Sample c# Code to compare file Checksums of files migrated from DataLake Gen1 to Gen2

Amie Barkes 41 Reputation points
2021-03-12T16:09:37.08+00:00

I am in the process of migrating some Non Production Data from ADLS Gen 1 to ADLS Gen2.
I want to use Azure Batch to run c# program to compare the files by Name, by Size and then by Checksum (Sha or md5).
Does anyone have any sample c# code to get the file contents from Gen 1 and Gen 2 using a filestream then create the checkusums using a hashing algorithm?
I have attempted this but the results are different (the checksums are different) which maakes me think that my method is incorrect.

Azure Data Lake Storage
Azure Data Lake Storage
An Azure service that provides an enterprise-wide hyper-scale repository for big data analytic workloads and is integrated with Azure Blob Storage.
1,425 questions
Azure Batch
Azure Batch
An Azure service that provides cloud-scale job scheduling and compute management.
321 questions
0 comments No comments
{count} votes

3 answers

Sort by: Most helpful
  1. MartinJaffer-MSFT 26,061 Reputation points
    2021-03-15T17:09:34.667+00:00

    Hello @Amie Barkes and welcome to Microsoft Q&A.

    Is the goal, moving data primarily, or is the goal comparisons? Is it important that you use C# code to do this?

    I am asking because Data Factory has a feature for verifying checksum after copying data. However if you are doing checksums and comparisons before moving, Data Factory is not a good tool.


  2. Amie Barkes 61 Reputation points
    2021-03-16T17:38:22.43+00:00

    Having enabled the logging feature it would appear that the MD5 Checksum is not created for the data read from Azure Data Lake Gen1 although the File size and last modified date is available in the log files. The documentation has the following note which is a little vague...

    When copying binary files from, or to Azure Blob or Azure Data Lake Storage Gen2, ADF does block level MD5 checksum verification leveraging Azure Blob API and Azure Data Lake Storage Gen2 API. If ContentMD5 on files exist on Azure Blob or Azure Data Lake Storage Gen2 as data sources, ADF does file level MD5 checksum verification after reading the files as well. After copying files to Azure Blob or Azure Data Lake Storage Gen2 as data destination, ADF writes ContentMD5 to Azure Blob or Azure Data Lake Storage Gen2 which can be further consumed by downstream applications for data consistency verification.

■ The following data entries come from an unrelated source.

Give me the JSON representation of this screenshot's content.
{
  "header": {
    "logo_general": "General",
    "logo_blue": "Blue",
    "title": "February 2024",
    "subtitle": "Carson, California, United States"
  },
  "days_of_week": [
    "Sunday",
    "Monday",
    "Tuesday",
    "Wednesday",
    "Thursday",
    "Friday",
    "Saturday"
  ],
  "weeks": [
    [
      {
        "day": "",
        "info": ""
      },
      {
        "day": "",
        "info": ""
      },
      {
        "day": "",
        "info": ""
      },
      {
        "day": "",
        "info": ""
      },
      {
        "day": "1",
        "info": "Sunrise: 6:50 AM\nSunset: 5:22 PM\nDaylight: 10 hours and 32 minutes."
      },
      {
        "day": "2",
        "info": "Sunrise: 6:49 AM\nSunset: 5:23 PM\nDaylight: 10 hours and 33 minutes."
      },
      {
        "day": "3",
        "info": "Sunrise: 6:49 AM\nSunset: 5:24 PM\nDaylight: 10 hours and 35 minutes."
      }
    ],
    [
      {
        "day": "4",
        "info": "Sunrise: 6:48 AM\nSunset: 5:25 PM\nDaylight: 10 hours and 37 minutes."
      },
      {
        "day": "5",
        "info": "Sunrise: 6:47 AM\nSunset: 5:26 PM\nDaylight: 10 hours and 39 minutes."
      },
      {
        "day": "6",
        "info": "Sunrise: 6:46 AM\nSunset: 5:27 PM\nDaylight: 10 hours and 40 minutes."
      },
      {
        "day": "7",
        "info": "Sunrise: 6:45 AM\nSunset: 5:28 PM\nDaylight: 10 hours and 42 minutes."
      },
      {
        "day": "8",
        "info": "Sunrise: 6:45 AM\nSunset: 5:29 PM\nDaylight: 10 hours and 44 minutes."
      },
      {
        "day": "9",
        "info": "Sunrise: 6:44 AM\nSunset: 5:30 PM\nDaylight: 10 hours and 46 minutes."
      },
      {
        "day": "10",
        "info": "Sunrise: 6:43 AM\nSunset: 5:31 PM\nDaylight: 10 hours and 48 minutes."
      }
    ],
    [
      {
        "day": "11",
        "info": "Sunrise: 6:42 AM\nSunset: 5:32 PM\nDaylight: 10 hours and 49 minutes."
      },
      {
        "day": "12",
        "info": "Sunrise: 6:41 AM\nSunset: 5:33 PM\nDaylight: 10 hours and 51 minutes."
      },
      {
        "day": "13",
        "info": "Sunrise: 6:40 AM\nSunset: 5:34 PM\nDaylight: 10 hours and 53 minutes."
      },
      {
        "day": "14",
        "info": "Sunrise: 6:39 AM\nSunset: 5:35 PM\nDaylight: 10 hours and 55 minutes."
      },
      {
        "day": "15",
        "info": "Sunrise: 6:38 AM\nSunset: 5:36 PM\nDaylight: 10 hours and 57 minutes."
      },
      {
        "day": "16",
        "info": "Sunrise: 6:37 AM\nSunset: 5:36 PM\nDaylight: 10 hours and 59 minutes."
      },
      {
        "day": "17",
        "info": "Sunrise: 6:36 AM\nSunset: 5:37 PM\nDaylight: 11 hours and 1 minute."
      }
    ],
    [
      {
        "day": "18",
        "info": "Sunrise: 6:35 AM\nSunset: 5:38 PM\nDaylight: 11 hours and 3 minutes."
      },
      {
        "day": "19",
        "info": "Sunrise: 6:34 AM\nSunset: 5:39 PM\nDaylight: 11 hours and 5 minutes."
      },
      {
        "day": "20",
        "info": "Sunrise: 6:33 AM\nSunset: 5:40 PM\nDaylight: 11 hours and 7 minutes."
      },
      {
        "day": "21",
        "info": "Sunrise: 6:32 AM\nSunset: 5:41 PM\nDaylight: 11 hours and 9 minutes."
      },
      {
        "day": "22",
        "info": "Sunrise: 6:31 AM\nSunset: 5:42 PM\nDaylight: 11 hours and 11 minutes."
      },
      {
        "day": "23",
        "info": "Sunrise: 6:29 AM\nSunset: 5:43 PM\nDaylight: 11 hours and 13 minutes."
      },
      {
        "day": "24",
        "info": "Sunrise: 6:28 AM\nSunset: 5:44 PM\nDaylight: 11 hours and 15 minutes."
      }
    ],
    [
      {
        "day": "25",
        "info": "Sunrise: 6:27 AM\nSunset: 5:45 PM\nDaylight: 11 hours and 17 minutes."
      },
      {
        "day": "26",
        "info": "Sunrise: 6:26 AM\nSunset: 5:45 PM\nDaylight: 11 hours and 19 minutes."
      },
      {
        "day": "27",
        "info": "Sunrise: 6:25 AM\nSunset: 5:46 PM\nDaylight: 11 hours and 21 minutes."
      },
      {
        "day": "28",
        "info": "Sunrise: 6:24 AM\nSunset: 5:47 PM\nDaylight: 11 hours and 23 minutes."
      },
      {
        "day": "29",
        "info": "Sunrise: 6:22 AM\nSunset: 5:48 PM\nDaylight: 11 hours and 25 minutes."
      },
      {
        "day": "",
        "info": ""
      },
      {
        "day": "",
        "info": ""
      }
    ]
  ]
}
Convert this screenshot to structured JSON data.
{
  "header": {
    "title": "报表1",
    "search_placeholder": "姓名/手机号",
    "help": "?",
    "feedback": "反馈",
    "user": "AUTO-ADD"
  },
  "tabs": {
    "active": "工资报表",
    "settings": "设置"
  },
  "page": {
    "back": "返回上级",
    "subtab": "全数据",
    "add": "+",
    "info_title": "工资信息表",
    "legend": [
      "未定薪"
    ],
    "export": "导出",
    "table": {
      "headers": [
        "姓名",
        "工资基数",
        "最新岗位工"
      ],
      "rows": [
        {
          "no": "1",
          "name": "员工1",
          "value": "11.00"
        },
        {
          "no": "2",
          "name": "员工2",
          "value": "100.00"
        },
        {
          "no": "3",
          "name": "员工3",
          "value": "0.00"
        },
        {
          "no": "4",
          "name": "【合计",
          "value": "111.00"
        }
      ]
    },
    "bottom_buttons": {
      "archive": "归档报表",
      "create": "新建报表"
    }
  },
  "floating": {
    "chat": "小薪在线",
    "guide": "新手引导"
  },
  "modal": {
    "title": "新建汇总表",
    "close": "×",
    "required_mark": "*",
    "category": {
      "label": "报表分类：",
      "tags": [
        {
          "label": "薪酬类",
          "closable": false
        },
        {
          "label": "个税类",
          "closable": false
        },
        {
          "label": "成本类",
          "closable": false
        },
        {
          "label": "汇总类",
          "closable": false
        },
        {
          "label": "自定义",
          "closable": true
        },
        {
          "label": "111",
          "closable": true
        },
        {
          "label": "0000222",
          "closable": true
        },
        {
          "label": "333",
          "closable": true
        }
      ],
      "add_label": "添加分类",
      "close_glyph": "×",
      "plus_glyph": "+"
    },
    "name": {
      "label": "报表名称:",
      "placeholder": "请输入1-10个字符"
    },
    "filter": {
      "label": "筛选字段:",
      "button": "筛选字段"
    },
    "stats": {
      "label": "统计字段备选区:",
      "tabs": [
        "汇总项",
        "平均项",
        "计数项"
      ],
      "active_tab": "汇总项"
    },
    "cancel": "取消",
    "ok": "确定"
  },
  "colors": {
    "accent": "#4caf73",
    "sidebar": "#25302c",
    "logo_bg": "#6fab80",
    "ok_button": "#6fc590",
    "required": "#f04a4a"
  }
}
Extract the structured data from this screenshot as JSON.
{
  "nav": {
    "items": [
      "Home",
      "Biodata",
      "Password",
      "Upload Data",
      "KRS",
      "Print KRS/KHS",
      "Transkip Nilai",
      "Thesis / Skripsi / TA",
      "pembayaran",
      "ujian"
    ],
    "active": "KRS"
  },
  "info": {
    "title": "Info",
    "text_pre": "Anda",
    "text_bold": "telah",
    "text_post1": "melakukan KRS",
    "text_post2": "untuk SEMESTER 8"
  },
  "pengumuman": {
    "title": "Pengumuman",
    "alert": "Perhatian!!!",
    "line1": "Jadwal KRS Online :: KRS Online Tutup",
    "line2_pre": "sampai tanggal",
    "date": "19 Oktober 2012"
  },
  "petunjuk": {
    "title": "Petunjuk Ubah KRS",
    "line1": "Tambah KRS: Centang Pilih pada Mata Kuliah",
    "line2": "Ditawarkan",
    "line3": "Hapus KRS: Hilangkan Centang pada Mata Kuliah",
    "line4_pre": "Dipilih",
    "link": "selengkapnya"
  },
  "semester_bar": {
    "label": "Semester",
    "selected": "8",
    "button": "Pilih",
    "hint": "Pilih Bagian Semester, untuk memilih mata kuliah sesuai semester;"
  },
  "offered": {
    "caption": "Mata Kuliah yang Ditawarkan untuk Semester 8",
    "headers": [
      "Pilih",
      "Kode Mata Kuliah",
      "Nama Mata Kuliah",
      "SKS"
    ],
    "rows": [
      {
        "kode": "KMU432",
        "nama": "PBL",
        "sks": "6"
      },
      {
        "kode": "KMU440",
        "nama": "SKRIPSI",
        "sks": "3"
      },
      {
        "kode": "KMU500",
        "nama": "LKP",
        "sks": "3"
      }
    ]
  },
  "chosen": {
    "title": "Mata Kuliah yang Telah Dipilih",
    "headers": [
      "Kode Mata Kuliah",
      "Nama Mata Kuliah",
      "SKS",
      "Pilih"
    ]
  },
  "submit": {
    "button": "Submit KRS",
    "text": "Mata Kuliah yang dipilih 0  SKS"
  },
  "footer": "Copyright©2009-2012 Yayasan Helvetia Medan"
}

    ADF does file size verification when copying binary files between any storage stores.

    0 comments No comments

  3. Amie Barkes 61 Reputation points
    2021-03-17T08:53:39.787+00:00

    Hello @MartinJaffer-MSFT
    I found a way to cause failure by accident. There is a feature on the Copy Data which allows you to Preserve various file permissions. Selecting all the options (ACL, Owner, Group) caused a write failure during the copy process which was captured in the logs.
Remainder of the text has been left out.